To build on the success of his team’s study, Golino has begun the search for collaborators and funding for an initiative he is calling UVAi Vanguard, a UVA-based institute Golino calls “an AI powered learning hub.” The proposed institute would explore not only ways to make the public less susceptible to manipulation but also generative AI’s potential as a learning tool and its potential as a resource for teachers, researchers and future innovators.

“There’s been an explosion in generative AI in the last five years, and the capacity to create false or misleading information has increased dramatically.
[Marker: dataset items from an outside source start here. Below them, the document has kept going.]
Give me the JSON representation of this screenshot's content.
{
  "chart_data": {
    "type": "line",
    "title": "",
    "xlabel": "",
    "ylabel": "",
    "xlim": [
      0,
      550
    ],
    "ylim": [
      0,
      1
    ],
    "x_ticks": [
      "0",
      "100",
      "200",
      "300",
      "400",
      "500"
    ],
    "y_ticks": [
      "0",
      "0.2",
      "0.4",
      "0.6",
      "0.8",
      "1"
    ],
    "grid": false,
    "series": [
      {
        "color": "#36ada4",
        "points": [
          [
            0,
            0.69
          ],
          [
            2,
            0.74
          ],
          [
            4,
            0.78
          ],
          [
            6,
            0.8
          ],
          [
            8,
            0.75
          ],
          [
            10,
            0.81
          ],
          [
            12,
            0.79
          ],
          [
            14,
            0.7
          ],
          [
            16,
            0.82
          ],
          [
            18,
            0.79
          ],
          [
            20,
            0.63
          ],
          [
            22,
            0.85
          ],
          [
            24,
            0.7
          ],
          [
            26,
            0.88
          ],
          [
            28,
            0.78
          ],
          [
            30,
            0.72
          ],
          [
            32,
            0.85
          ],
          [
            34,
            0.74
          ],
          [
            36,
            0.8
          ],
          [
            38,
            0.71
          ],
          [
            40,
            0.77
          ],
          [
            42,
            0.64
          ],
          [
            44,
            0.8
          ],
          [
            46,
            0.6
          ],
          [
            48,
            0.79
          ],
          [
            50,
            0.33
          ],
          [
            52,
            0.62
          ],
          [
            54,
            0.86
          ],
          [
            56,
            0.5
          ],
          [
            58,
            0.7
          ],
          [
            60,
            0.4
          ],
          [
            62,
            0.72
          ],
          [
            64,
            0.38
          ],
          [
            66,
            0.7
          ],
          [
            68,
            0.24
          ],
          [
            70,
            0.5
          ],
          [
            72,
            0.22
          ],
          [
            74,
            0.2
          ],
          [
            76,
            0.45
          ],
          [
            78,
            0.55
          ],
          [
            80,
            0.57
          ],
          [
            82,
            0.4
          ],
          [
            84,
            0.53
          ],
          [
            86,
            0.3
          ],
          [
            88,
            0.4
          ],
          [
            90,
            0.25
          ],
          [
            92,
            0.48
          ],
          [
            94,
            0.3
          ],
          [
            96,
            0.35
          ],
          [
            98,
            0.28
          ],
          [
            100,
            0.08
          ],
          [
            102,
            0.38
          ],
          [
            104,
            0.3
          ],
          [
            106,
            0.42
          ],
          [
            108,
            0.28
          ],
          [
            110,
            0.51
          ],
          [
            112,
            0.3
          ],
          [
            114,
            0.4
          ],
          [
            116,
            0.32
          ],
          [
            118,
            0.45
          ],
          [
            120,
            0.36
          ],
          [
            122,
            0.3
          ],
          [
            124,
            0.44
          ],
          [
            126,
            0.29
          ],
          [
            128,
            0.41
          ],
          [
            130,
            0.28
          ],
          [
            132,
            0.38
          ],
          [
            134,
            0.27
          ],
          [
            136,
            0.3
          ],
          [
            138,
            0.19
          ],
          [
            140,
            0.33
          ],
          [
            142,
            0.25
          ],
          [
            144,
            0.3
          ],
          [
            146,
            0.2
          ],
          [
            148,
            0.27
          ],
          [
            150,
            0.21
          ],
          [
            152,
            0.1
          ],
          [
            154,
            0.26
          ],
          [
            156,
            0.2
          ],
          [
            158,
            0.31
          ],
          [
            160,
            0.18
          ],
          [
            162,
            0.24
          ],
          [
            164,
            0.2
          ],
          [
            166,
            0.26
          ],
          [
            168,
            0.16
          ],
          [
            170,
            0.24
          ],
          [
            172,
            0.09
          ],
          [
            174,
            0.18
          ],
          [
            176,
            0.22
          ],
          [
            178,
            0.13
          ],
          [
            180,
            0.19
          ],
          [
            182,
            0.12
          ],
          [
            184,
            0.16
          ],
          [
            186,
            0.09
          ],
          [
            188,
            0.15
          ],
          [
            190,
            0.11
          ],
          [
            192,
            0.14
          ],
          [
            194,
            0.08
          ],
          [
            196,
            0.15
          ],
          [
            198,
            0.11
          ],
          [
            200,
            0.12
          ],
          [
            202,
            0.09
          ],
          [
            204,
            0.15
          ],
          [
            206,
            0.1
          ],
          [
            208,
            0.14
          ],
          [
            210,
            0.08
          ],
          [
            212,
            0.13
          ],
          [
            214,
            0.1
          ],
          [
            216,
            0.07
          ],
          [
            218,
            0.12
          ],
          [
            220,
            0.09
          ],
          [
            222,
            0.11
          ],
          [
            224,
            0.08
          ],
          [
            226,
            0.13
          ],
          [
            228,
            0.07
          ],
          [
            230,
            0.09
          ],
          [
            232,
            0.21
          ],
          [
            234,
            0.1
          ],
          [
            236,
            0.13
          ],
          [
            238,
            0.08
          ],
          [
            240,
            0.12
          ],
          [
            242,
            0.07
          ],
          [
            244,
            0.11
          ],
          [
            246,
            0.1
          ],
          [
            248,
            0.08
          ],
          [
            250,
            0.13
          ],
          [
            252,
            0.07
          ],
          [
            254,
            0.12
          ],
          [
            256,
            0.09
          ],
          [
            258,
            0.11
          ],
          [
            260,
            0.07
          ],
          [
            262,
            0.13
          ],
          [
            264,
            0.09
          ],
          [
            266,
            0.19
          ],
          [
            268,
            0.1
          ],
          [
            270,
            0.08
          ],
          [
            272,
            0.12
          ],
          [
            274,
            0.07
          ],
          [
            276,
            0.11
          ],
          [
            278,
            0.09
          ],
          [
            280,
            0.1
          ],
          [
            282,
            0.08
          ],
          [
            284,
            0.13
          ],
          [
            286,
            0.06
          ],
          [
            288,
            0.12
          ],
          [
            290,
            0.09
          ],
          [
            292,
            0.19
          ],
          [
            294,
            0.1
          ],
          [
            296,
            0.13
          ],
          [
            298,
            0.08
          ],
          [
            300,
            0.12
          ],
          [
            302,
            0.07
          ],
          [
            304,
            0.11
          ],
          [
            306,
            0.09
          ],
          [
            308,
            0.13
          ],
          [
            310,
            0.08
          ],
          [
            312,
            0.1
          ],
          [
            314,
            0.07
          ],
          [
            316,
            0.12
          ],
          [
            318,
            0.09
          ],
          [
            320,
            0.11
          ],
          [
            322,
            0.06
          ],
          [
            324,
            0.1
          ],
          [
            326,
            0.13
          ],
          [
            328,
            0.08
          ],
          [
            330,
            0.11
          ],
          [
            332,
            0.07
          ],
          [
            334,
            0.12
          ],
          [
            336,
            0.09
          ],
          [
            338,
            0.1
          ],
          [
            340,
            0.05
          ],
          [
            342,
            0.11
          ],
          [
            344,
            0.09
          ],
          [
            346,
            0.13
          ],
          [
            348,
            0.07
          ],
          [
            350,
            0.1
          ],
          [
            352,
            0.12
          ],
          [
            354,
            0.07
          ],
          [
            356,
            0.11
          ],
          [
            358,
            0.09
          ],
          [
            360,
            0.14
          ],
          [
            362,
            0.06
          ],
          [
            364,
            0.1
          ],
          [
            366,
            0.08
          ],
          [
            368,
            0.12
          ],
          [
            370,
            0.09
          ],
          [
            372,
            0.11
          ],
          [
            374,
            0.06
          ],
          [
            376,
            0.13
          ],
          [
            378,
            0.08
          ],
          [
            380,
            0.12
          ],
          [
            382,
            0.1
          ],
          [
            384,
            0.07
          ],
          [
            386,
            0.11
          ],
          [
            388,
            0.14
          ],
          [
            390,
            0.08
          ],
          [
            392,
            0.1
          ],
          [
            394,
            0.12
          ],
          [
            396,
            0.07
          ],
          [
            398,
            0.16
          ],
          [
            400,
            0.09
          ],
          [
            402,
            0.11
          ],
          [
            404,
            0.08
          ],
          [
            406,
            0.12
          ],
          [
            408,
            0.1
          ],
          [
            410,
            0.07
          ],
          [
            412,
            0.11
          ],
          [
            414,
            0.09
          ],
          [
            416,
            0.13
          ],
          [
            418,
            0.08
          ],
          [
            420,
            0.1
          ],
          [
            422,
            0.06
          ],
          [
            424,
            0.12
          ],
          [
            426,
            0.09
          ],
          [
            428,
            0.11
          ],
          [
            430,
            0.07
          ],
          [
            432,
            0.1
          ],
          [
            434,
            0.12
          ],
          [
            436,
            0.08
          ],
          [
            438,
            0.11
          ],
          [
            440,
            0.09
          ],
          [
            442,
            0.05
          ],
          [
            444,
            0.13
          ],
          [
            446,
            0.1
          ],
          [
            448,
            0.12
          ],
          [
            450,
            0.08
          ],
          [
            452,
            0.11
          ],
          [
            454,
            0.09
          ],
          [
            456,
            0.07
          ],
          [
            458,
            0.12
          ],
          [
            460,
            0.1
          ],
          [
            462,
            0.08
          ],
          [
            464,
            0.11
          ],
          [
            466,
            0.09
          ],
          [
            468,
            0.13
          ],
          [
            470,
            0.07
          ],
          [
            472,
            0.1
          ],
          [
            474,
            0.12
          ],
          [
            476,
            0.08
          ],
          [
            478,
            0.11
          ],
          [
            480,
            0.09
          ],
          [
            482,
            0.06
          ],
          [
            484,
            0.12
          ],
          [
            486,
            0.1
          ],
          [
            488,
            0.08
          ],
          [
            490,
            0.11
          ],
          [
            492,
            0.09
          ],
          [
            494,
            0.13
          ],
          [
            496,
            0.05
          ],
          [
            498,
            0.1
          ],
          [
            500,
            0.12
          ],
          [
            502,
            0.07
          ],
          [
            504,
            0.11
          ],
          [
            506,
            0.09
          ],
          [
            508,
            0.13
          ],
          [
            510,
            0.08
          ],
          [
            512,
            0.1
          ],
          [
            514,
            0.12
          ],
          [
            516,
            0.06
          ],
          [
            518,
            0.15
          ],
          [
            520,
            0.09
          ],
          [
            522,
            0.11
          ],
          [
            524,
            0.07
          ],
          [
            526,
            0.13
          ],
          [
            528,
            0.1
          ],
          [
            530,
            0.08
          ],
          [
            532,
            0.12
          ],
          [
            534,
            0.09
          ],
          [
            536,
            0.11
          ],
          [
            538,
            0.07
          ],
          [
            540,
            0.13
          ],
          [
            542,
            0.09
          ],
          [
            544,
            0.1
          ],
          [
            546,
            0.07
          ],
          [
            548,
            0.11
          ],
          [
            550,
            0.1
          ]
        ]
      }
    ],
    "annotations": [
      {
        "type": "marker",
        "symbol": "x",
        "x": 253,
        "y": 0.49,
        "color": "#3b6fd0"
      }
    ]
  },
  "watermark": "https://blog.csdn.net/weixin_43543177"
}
There are many societal implications for that, but it also increases our capacity to search for and to make use of information,” Golino said. “We need to better understand the ability to detect false information, but we also need to train students to use these tools to improve their learning experiences, we need to train teachers to use them to improve their courses and we need to train researchers to use them to accelerate the pace of scientific discovery.”

Rumors that AI may lead to the end of the world may be greatly exaggerated, Golino, added.

“It’s not going to replace us, but it has changed the world forever, and there’s no aspect of academic life that won’t be affected by generative AI and large language models,” Golino said. “I want UVA to be at the vanguard of not just the development of these new tools and new technologies but also of new applications of those technologies for research and education.”

According to Steven M. Boker, a professor of psychology who worked to establish UVA’s School of Data Science and the director of the University’s Human Dynamics Lab which houses the latest technology for measuring the dynamics of human behavior, we have entered a new era in our understanding of what intelligent behavior might mean.

“It is clear that we are in the first stages of a new technological revolution with the advent of generative AI that is beginning to pass the famous Turing Test, creating text that seems to be coming from a human,”  Boker said.

“In 1950 Turing predicted, ‘An important feature of a learning machine is that its teacher will often be very largely ignorant of quite what is going on inside, although he may still be able to some extent to predict his pupil’s behavior,’” Boker said. “This quote could also be the mission statement of psychometrics, and Golino’s proposal hews closely to this mission — leveraging the generative AI revolution to provide a new cohort of UVA graduates with the tools to navigate and take advantage of the opportunities that will inevitably arise from this paradigm shift.”